Mariya Nedelcheva is a Bulgarian MEP from the Citizens for European Development of Bulgaria Party and a member of the Agriculture and Rural Development committee. She said: “Refineries have stopped running at full capacity and there have been lay-offs with more jobs threatened. This is at a time when sugar cane refineries should be expanding because of increased demand.

“The Commission’s rigid stance means that sugar cane refiners aren’t being given a fair chance to compete. Commissioner Cioloş claims that sugar cane refiners are looking for special treatment when they only want a level playing field so that they may remain economically viable.”
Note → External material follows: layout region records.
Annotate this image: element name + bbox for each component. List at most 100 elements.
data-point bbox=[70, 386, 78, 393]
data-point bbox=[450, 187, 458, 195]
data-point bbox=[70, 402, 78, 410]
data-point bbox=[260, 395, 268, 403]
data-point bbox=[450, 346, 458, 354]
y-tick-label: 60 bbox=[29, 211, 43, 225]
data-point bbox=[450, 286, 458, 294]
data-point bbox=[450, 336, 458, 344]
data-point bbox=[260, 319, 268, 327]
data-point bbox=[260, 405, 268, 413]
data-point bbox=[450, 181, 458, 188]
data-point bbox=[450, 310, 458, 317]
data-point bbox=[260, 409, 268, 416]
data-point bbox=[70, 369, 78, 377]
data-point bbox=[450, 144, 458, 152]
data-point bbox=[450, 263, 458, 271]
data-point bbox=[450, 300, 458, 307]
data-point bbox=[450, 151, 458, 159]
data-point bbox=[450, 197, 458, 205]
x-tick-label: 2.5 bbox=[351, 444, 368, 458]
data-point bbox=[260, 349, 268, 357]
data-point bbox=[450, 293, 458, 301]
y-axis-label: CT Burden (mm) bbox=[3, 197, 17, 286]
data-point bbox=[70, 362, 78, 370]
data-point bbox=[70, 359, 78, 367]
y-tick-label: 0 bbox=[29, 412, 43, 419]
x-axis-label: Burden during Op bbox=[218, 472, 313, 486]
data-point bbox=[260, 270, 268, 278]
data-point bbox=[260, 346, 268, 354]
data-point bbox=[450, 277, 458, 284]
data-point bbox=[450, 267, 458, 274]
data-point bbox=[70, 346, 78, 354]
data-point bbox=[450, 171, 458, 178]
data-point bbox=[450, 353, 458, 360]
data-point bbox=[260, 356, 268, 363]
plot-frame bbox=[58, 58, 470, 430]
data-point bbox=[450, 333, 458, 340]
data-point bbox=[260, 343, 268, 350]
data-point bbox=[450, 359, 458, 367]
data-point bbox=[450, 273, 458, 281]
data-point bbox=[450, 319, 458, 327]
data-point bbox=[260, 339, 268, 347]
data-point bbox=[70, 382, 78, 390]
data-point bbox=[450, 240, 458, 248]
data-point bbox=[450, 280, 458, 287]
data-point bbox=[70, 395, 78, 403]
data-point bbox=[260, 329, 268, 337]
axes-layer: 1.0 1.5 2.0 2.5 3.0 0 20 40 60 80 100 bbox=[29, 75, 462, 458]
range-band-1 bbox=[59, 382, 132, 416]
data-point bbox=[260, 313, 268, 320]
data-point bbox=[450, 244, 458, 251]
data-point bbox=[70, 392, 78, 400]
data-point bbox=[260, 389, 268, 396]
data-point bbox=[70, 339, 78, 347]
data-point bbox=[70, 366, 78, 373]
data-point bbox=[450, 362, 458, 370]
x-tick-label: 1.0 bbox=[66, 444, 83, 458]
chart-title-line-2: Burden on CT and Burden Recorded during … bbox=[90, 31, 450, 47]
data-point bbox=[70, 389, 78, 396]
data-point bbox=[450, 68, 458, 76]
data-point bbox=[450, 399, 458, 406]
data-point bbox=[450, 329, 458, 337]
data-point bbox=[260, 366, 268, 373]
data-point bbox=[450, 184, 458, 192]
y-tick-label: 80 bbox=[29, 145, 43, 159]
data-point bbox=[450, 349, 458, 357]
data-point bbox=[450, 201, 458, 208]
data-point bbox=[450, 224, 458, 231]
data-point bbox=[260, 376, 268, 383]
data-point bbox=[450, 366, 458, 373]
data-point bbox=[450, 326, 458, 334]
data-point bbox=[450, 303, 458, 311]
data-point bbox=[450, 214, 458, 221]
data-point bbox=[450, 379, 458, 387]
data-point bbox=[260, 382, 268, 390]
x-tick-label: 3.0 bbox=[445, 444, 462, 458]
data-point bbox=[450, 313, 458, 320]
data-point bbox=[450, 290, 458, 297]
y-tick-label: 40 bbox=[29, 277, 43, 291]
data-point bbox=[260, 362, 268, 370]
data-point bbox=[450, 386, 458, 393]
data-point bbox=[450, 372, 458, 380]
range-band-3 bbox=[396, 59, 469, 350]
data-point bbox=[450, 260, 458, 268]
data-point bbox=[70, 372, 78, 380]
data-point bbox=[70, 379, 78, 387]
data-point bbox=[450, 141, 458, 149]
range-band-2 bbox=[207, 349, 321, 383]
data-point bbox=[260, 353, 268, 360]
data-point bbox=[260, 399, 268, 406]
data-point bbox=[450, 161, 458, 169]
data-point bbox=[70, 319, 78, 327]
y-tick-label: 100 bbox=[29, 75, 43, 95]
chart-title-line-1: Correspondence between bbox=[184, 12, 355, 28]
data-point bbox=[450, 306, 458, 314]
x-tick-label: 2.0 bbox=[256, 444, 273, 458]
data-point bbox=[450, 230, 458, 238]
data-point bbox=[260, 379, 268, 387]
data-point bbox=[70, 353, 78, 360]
Independent reports have shown that the 2006 EU sugar reforms have favoured beet over cane and new proposals are threatening to exacerbate the situation. At €716 per tonne, EU sugar prices are higher today than they were before the sugar reform. EU sugar prices are 65% higher than the world price and are rising, while world prices are falling due to surpluses.

4,500 highly skilled jobs at 18 sugar cane refineries in Bulgaria, Finland, France, Italy, Portugal, Romania, Spain and the UK are under threat if the Commission does not introduce more flexible arrangements for sugar imports.

Mrs. Yannakoudakis and the other MEPs will be taking their case to EU Competition Commissioner Joaquín Almunia next. They will also be contacting EU Employment Commissioner László Andor given the large number of jobs at risk unless changes are made to the sugar regime. The MEPs also proposed that a task force should be set up to address the problem immediately rather than waiting until the next sugar reform in 2015.